Benefit of cutting the dependency on birth weight

The full model was also fitted to the combined data with the graph not cut as described in Section 3.4. Here, the low–birth weight outcome is allowed to influence this confounder imputation indirectly through the graph, as well as being implicitly accounted for in the prior parameters δ of x. This seems to result in large biases in the odds ratios for NO2, ethnicity and smoking (Tables 2 and 3, supplementary material available at Biostatistics online). This warns against applying a graphical model naïvely without considering whether its structure implicitly provides information about certain nodes.

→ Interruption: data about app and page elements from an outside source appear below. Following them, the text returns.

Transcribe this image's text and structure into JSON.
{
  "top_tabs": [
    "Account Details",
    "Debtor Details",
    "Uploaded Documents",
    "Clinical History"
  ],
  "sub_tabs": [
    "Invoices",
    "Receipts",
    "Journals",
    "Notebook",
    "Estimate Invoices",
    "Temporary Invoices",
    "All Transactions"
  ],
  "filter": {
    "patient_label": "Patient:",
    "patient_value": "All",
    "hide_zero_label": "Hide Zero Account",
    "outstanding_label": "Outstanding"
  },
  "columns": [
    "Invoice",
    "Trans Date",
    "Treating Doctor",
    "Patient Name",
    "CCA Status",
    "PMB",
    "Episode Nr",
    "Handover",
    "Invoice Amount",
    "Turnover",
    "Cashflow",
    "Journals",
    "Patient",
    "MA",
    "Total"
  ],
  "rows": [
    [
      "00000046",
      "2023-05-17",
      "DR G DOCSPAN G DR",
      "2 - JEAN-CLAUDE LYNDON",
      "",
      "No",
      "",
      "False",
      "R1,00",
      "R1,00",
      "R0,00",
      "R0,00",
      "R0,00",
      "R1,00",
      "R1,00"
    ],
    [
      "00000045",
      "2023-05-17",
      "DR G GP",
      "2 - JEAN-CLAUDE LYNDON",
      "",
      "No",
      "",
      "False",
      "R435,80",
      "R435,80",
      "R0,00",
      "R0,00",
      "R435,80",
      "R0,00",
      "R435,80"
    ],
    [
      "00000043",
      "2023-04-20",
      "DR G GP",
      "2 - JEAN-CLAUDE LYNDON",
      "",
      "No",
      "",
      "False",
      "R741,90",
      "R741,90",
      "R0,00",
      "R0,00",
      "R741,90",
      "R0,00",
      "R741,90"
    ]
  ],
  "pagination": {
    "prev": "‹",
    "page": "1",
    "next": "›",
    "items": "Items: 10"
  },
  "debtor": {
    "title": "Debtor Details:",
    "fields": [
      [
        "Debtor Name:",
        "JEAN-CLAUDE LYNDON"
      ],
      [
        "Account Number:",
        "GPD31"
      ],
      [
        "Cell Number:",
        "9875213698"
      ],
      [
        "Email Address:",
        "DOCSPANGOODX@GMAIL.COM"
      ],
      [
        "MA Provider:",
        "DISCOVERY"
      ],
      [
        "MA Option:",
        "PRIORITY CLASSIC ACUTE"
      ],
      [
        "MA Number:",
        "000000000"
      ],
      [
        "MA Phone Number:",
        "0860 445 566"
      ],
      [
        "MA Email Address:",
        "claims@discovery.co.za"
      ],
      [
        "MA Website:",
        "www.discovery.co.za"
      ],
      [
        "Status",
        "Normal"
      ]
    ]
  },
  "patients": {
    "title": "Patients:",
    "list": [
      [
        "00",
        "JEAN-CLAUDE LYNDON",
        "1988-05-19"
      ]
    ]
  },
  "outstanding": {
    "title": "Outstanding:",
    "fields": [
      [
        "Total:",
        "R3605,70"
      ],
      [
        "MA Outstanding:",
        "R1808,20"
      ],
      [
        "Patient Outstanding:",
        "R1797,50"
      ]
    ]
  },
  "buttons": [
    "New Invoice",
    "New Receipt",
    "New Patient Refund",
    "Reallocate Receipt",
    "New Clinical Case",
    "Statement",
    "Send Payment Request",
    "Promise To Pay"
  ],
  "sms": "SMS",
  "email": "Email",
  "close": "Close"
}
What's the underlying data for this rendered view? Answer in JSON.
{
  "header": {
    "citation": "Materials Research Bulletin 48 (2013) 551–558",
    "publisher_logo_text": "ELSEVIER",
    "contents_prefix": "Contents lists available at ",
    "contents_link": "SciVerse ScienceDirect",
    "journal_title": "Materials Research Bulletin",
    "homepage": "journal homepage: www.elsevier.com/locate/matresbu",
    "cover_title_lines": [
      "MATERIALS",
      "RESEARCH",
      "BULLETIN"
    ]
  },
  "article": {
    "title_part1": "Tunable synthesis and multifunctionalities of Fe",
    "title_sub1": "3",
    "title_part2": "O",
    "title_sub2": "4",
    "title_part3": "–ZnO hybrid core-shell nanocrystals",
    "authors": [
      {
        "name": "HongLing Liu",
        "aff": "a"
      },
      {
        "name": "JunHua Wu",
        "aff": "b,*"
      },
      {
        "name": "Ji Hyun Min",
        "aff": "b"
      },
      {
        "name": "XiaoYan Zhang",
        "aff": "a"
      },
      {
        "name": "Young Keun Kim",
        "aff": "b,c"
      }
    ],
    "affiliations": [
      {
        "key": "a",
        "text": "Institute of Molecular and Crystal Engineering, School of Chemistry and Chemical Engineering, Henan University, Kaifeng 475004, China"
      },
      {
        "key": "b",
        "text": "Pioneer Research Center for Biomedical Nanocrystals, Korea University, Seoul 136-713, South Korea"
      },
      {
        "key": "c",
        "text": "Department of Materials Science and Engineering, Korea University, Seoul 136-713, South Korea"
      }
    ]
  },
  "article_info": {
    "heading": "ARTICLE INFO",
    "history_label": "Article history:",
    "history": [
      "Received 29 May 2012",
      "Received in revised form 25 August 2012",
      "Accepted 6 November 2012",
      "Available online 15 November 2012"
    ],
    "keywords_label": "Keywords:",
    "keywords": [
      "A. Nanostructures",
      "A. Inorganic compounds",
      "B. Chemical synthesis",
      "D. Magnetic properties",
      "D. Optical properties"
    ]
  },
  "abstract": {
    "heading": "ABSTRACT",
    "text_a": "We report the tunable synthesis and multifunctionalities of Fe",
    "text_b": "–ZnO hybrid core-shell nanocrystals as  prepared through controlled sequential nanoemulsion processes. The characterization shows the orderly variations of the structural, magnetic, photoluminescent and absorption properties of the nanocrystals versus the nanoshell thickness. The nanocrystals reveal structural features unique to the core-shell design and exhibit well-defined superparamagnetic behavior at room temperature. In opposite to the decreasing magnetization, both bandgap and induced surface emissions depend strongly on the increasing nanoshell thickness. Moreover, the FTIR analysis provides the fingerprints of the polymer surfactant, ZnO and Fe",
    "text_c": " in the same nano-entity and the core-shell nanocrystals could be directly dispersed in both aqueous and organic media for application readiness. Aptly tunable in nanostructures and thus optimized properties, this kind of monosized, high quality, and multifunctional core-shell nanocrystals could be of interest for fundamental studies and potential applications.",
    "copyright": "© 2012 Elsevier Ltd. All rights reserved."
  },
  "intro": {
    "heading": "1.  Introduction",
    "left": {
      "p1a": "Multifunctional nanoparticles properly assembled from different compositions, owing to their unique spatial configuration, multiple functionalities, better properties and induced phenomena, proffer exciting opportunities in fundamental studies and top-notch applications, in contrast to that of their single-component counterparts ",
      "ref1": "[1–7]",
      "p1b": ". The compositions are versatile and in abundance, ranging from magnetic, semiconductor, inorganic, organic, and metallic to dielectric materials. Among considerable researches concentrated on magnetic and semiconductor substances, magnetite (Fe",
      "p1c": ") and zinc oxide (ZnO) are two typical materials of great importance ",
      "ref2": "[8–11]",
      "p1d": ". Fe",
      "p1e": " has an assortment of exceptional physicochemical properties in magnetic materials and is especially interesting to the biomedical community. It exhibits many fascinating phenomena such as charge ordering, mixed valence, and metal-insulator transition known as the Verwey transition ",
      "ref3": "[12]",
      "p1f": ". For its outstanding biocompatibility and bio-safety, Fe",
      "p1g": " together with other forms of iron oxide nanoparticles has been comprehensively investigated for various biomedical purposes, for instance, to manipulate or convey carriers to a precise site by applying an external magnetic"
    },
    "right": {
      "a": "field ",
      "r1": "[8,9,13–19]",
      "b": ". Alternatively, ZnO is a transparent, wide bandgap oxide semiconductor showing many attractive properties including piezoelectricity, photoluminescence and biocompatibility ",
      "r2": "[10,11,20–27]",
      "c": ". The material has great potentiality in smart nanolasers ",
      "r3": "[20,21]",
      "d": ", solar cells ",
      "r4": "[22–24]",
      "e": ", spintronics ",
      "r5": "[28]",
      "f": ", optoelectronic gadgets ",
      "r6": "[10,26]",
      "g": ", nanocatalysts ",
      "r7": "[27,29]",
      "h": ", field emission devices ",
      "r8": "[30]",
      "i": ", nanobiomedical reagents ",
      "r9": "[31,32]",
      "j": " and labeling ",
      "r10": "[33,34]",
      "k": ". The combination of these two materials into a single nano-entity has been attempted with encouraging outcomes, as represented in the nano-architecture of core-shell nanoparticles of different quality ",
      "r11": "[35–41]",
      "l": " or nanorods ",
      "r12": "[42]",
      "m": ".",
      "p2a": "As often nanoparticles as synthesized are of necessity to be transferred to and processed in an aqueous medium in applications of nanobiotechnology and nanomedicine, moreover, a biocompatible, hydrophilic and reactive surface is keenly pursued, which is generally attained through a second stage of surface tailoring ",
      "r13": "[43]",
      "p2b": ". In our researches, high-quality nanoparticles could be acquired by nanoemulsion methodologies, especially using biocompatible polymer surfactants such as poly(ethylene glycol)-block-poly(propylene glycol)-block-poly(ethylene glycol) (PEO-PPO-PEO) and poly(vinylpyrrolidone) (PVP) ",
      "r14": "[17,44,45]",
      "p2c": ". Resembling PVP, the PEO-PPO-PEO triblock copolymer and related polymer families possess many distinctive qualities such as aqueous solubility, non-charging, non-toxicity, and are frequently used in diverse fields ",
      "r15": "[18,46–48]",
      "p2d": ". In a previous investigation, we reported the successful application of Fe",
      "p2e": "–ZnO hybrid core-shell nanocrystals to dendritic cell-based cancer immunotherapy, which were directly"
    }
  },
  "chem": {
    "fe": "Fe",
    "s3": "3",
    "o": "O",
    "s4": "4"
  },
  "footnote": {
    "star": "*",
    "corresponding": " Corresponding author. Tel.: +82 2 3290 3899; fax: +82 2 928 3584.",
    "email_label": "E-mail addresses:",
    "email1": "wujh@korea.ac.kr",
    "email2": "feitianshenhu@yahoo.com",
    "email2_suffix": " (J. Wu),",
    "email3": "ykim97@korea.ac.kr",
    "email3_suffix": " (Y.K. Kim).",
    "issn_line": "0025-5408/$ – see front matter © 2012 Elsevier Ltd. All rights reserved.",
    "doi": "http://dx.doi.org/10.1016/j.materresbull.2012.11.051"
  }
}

Substantive interpretation

We conclude that in England and Wales there is a large increase in risk of low birth weight associated with maternal smoking (odds ratio [OR] 1.93 [1.79, 2.09]), South Asian ethnic groups (OR 2.6 [2.3, 2.91]), Black ethnic groups (OR 1.78 [1.5, 2.1]), other ethnic minorities (OR 1.55 [1.28, 1.84]), and decreasing social class. Conditionally on these factors, there does not seem to be an effect of exposure to environmental NO2 or SO2. These results are not inconsistent with the literature on the effects of pollution exposure on birth weight. While there are several studies suggesting associations between NO2, PM10, CO, and SO2 exposure and adverse birth outcomes, these vary in the definition of the exposure and outcome studied and the nature of the association. For example, Mannes found an association of CO and NO2 exposure in the first trimester of pregnancy with all birth weight in Sydney and Gouveia found an association of PM10 and CO exposure (but not NO2) in the first trimester with low birth weight for gestational age in São Paulo, whereas Hansen et al. (2007) found no association of NO2 or PM10 exposure with a reduction in birth weight in Brisbane.

Birth outcomes.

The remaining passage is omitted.